- Citizenship: United States
- Education: University of California, Santa Barbara (B.S. 1991, Ph.D. 1997)
- Known for: Viral assembly of nanotechnology
- Awards: MacArthur Fellowship (2004) Beckman Young Investigators Award (2000) National Medal of Science (2024)
- Scientific career
- Fields: Biological engineering materials science
- Workplaces: MIT
- Thesis: Spatial and temporal resolution of interfaces, phase transitions and isolation of three families of proteins in calcium carbonate based biocomposite materials (1997)
- Doctoral advisor: Galen D. Stucky

= Angela Belcher =

American biochemist

Angela M. Belcher is a materials scientist, biological engineer, and the James Mason Crafts Professor of Biological Engineering and Materials Science at the Massachusetts Institute of Technology (MIT) in Cambridge, Massachusetts, United States. She is director of the Biomolecular Materials Group at MIT, a member of the Koch Institute for Integrative Cancer Research, and a 2004 MacArthur Fellow. In 2019, she was named head of the Department of Biological Engineering at MIT. She was elected a member of the National Academy of Sciences in 2022.

==Early life and education==
Belcher grew up in San Antonio, Texas. She attended the University of California, Santa Barbara, where she received her bachelor's degree from the College of Creative Studies in 1991 and her Ph.D. in chemistry in 1997.

==Career==
After studying abalone shells, she worked with several colleagues at MIT and engineered a virus, known as the M13 bacteriophage whose target is usually Escherichia coli. M13 can be made to latch onto and coat itself with inorganic materials including gold and cobalt oxide. The long tubular virus (coated in cobalt oxide) now acts as a minuscule length of wire called a nanowire. Belcher's group coaxed many of these nanowires together and found that they resemble the basic components of a potentially very powerful and compact battery. In 2002 she founded Cambrios with Evelyn L. Hu of (at the time) University of California, Santa Barbara. Their vision relied upon the use of nanostructured inorganic materials, fabricated and shaped by biological molecules to create novel materials and processes for a variety of industries. She also founded and serves on the Advisory Committee of Siluria Technologies, which develops catalytic methods for converting natural gas into products such as ethylene, gasoline, and diesel fuel.

In 2009 Belcher and her team demonstrated the feasibility of using genetically modified viruses to build both anode and cathode of a lithium-ion battery. These new batteries have the same energy capacity and power as cutting-edge rechargeable batteries earmarked for use in hybrid cars, as well as powering a range of electronic devices. The batteries could be manufactured using a cheap and environmentally friendly process, as the synthesis can be done near room temperature, using no harmful solvents or toxic materials. In October 2009, President Barack Obama visited Belcher's lab at MIT.

In 2014 Belcher and her group demonstrated the potential for M13 phages to detect cancer. They developed a nanoprobe that uses M13 virus-stabilized SWNTs (single walled carbon nanotubes) to visualize deep, disseminated tumors in vivo. Using this process, they were able to identify submillimeter tumors.

A Time article featured her work on viral batteries and Scientific American named her research leader of the year in 2006 for her current project. In 2002, she was named to the MIT Technology Review TR100 as one of the top 100 innovators in the world under the age of 35. In 2013, Belcher was awarded the Lemelson-MIT Prize.

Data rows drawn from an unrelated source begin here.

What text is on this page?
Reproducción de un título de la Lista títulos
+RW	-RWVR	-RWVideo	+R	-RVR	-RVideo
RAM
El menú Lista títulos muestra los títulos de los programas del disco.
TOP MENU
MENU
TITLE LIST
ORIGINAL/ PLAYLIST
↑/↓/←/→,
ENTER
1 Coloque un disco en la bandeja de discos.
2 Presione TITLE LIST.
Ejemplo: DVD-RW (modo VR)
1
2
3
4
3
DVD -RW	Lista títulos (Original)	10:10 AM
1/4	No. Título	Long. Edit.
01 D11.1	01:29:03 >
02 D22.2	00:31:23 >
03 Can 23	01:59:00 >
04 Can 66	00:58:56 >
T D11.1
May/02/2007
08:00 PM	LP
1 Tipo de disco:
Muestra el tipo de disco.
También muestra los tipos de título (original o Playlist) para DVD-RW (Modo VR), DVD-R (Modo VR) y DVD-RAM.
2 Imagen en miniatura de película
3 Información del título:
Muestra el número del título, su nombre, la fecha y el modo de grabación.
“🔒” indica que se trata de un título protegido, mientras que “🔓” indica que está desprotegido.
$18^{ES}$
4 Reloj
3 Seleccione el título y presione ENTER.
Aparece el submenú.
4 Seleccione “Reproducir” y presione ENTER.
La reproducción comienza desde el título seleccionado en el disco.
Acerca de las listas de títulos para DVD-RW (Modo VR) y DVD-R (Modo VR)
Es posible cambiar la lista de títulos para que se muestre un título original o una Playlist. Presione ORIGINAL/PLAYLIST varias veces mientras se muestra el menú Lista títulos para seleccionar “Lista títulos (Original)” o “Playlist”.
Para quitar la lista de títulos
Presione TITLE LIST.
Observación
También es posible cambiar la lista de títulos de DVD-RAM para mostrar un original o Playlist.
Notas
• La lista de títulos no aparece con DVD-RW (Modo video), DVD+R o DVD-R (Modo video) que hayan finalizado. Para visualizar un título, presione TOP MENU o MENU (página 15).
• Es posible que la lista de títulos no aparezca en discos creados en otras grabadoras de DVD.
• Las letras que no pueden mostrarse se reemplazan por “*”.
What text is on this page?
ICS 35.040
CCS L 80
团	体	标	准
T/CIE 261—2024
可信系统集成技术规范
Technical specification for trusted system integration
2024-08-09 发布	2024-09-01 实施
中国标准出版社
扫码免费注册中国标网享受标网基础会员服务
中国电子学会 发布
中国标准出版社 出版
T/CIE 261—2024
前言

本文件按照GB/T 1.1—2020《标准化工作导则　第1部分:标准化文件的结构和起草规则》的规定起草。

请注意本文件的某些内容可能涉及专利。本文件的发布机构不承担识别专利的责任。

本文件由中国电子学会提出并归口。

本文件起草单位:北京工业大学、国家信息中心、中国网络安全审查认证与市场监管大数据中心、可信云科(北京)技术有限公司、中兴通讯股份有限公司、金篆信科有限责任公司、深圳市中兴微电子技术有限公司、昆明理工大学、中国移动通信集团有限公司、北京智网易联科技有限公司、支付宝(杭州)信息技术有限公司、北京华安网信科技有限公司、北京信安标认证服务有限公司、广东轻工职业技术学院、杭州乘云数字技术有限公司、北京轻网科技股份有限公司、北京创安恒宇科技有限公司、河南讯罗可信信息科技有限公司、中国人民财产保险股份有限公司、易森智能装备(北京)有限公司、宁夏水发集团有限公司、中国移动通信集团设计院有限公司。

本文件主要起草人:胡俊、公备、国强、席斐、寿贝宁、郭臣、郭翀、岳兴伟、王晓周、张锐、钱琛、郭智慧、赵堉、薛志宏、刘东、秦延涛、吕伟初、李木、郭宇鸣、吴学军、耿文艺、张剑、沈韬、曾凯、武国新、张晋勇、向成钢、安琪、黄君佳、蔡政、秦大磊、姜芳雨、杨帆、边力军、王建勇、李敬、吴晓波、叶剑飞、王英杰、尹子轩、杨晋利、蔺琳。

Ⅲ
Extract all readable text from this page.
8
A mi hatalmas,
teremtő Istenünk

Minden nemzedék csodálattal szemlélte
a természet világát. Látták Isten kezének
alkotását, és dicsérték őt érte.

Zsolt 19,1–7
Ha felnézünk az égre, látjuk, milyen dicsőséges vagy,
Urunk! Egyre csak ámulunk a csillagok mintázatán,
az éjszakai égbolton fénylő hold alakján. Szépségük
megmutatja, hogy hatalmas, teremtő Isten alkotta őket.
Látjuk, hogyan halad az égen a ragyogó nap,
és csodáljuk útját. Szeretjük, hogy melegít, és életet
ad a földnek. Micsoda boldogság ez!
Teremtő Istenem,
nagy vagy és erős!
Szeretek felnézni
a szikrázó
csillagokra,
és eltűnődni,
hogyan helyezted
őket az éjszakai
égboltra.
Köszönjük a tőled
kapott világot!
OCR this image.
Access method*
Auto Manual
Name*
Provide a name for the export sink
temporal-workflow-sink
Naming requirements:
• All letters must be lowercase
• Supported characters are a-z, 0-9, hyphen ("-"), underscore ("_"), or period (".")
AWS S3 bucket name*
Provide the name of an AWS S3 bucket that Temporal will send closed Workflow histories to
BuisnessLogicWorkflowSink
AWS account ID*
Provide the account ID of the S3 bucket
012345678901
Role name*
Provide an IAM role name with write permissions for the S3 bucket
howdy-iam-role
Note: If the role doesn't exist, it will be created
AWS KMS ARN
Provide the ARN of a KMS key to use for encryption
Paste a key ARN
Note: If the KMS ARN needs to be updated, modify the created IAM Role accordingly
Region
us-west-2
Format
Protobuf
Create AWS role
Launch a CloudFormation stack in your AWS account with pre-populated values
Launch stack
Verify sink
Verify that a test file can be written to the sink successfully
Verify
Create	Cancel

She has been elected to the Academy of Arts & Sciences and the National Academy of Inventors. Belcher was also elected as a member of the National Academy of Engineering in 2018 for the development of novel genetic evolution methods for the generation of new materials and devices. In 2022, Belcher was appointed to the National Security Commission on Emerging Biotechnology.

In 2024, Belcher was awarded the National Medal of Science.